Directed By: John Huston

Starring: Humphrey Bogart, Katharine Hepburn, Robert Morley

Tag line: "The greatest adventure a man ever lived...with a woman!"

Trivia: Walt Disney used this film as the basis for the Disneyland's "Jungle Cruise" attraction

One of the greatest adventure movies of all time, The African Queen also features a romantic pairing that’s among the most unusual ever committed to film.

The year is 1914. The setting: Africa. Ignoring the war that has broken out in Europe, a pair of British missionaries, Samuel Sayer (Robert Morse) and his sister Rose (Katherine Hepburn), continue to deliver God's message in German-controlled East Africa. But when the German Army destroys their mission, critically wounding Samuel in the process, Rose turns to hard-drinking American riverboat captain Charlie Allnut (Humphrey Bogart) for help. 

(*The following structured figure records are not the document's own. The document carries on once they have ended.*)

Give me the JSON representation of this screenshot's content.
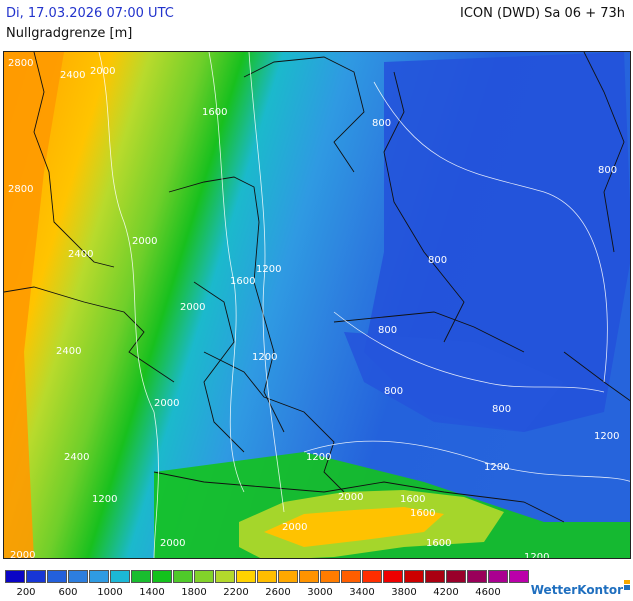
{
  "header": {
    "date_time": "Di, 17.03.2026 07:00 UTC",
    "model_run": "ICON (DWD) Sa 06 + 73h",
    "parameter": "Nullgradgrenze [m]"
  },
  "map": {
    "contour_labels": [
      "2800",
      "2400",
      "2000",
      "1600",
      "2800",
      "2400",
      "2000",
      "1200",
      "1600",
      "2400",
      "2000",
      "1200",
      "2400",
      "2000",
      "1200",
      "2000",
      "800",
      "800",
      "800",
      "800",
      "800",
      "800",
      "1200",
      "1200",
      "1200",
      "1600",
      "2000",
      "1600",
      "2000",
      "1600",
      "2000",
      "1200"
    ]
  },
  "legend": {
    "colors": [
      "#0a04c6",
      "#1736d6",
      "#2360dc",
      "#2d7edf",
      "#2f9be2",
      "#1cb8d6",
      "#19bd2f",
      "#13c21c",
      "#4fca2a",
      "#82d22a",
      "#b3d92c",
      "#ffd200",
      "#ffbd00",
      "#ffa800",
      "#ff9300",
      "#ff7c00",
      "#ff5e00",
      "#ff2e00",
      "#ee0000",
      "#cc0000",
      "#aa0011",
      "#99002a",
      "#99005a",
      "#aa0090",
      "#bb00aa"
    ],
    "labels": [
      "200",
      "600",
      "1000",
      "1400",
      "1800",
      "2200",
      "2600",
      "3000",
      "3400",
      "3800",
      "4200",
      "4600"
    ]
  },
  "brand": "WetterKontor"
}
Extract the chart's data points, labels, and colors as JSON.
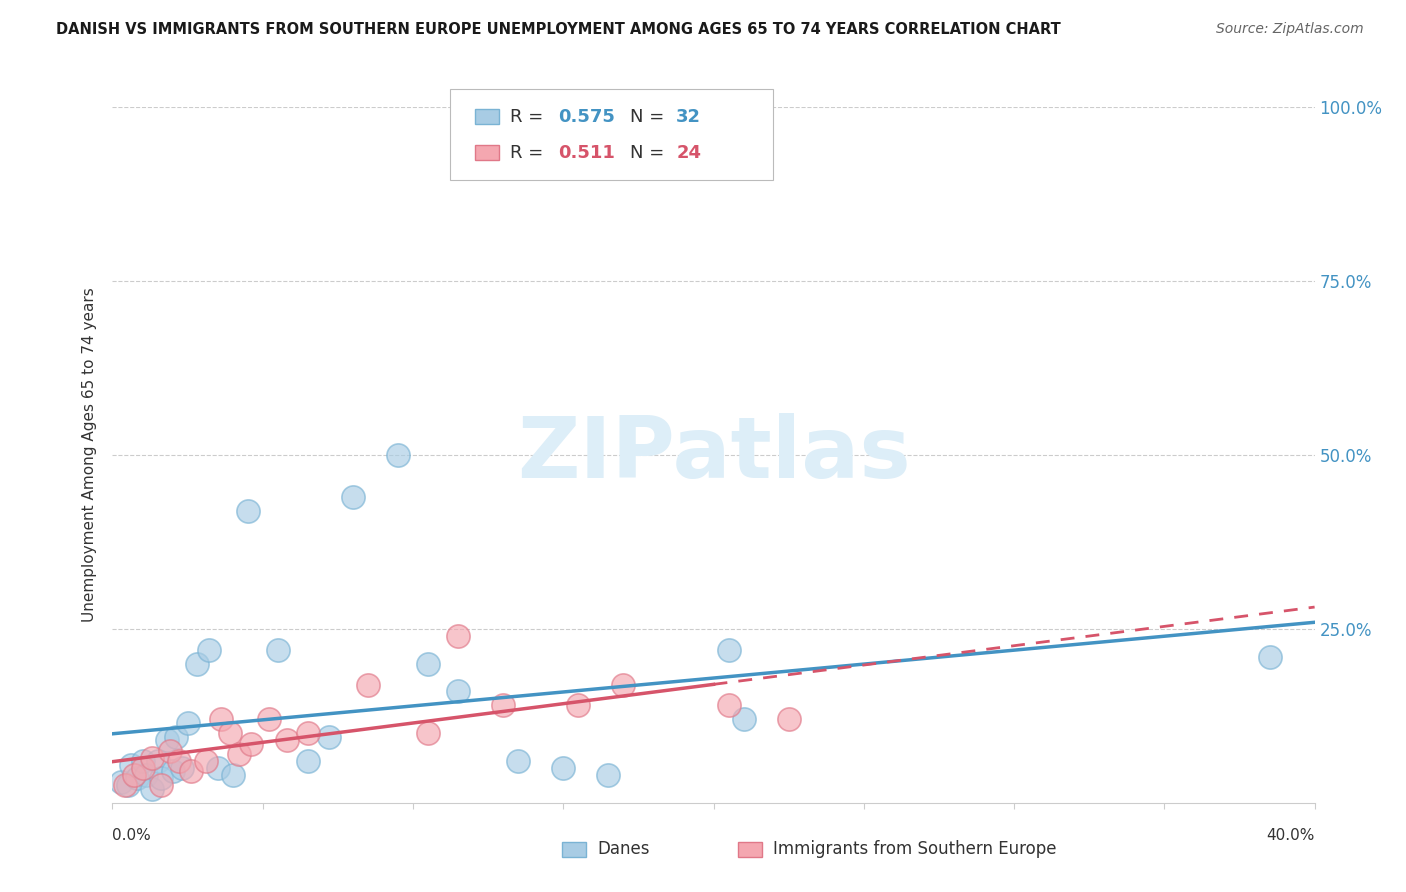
{
  "title": "DANISH VS IMMIGRANTS FROM SOUTHERN EUROPE UNEMPLOYMENT AMONG AGES 65 TO 74 YEARS CORRELATION CHART",
  "source": "Source: ZipAtlas.com",
  "ylabel": "Unemployment Among Ages 65 to 74 years",
  "legend_label1": "Danes",
  "legend_label2": "Immigrants from Southern Europe",
  "R1": 0.575,
  "N1": 32,
  "R2": 0.511,
  "N2": 24,
  "blue_scatter_color": "#a8cce4",
  "blue_edge_color": "#7ab3d4",
  "blue_line_color": "#4393c3",
  "pink_scatter_color": "#f4a7b0",
  "pink_edge_color": "#e07888",
  "pink_line_color": "#d6546a",
  "blue_x": [
    0.3,
    0.5,
    0.6,
    0.8,
    1.0,
    1.1,
    1.3,
    1.5,
    1.6,
    1.8,
    2.0,
    2.1,
    2.3,
    2.5,
    2.8,
    3.2,
    3.5,
    4.0,
    4.5,
    5.5,
    6.5,
    7.2,
    8.0,
    9.5,
    10.5,
    11.5,
    13.5,
    15.0,
    16.5,
    20.5,
    21.0,
    38.5
  ],
  "blue_y": [
    3.0,
    2.5,
    5.5,
    3.5,
    6.0,
    4.0,
    2.0,
    6.0,
    3.5,
    9.0,
    4.5,
    9.5,
    5.0,
    11.5,
    20.0,
    22.0,
    5.0,
    4.0,
    42.0,
    22.0,
    6.0,
    9.5,
    44.0,
    50.0,
    20.0,
    16.0,
    6.0,
    5.0,
    4.0,
    22.0,
    12.0,
    21.0
  ],
  "pink_x": [
    0.4,
    0.7,
    1.0,
    1.3,
    1.6,
    1.9,
    2.2,
    2.6,
    3.1,
    3.6,
    3.9,
    4.2,
    4.6,
    5.2,
    5.8,
    6.5,
    8.5,
    10.5,
    11.5,
    13.0,
    15.5,
    17.0,
    20.5,
    22.5
  ],
  "pink_y": [
    2.5,
    4.0,
    5.0,
    6.5,
    2.5,
    7.5,
    6.0,
    4.5,
    6.0,
    12.0,
    10.0,
    7.0,
    8.5,
    12.0,
    9.0,
    10.0,
    17.0,
    10.0,
    24.0,
    14.0,
    14.0,
    17.0,
    14.0,
    12.0
  ],
  "xlim": [
    0,
    40
  ],
  "ylim": [
    0,
    100
  ],
  "yticks": [
    0,
    25,
    50,
    75,
    100
  ],
  "ytick_labels_right": [
    "",
    "25.0%",
    "50.0%",
    "75.0%",
    "100.0%"
  ],
  "grid_color": "#cccccc",
  "bg_color": "#ffffff",
  "watermark_color": "#ddeef8",
  "pink_solid_end": 20
}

Samuel eventually dies, at which point Rose climbs aboard Capt. Allnut’s ship, The African Queen, and the two set sail, hoping to avoid the many patrol boats roaming the river. Rose eventually suggests they take the initiative and attack Germany’s most prized gunship, the Queen Louisa, but Capt. Allnut is more than a little reluctant to follow her advice. He eventually has a change of heart, however, when he and Rose fall for each other, a love that is tested time and again by the treacherous African river.

Off-screen, Humphrey Bogart and Katherine Hepburn were as different as their characters. Legend has it Hepburn even chastised both Bogart and the movie’s director, John Huston, for their non-stop drinking. Still, the two stars developed a mutual respect for each other, which carried over into the film. And it’s a good thing it did, too, because for much of its running time, The African Queen is a two-person picture, focusing on the pair’s adventures (including an exciting scene where their boat floats helplessly down violent rapids) as well as their blossoming love affair.

Both Bogart and Hepburn are excellent. For her turn as the puritanical Rose, Hepburn received her 5th Academy Award nomination, though it was Bogart who walked away with the Oscar for his performance as Charlie Allnut, marking the only time in his career he’d win the coveted award. It was they who made this unlikely adventure/romance spring so convincingly to life, and the reason the film is still, over 60 years later, heralded a classic of the silver screen.

1 comment:

Unknown said...

The African Queen is one of the greatest movies ever made :) I've loved it every since I was a little kid. Bogart and Hepburn have such a magnificent chemistry together!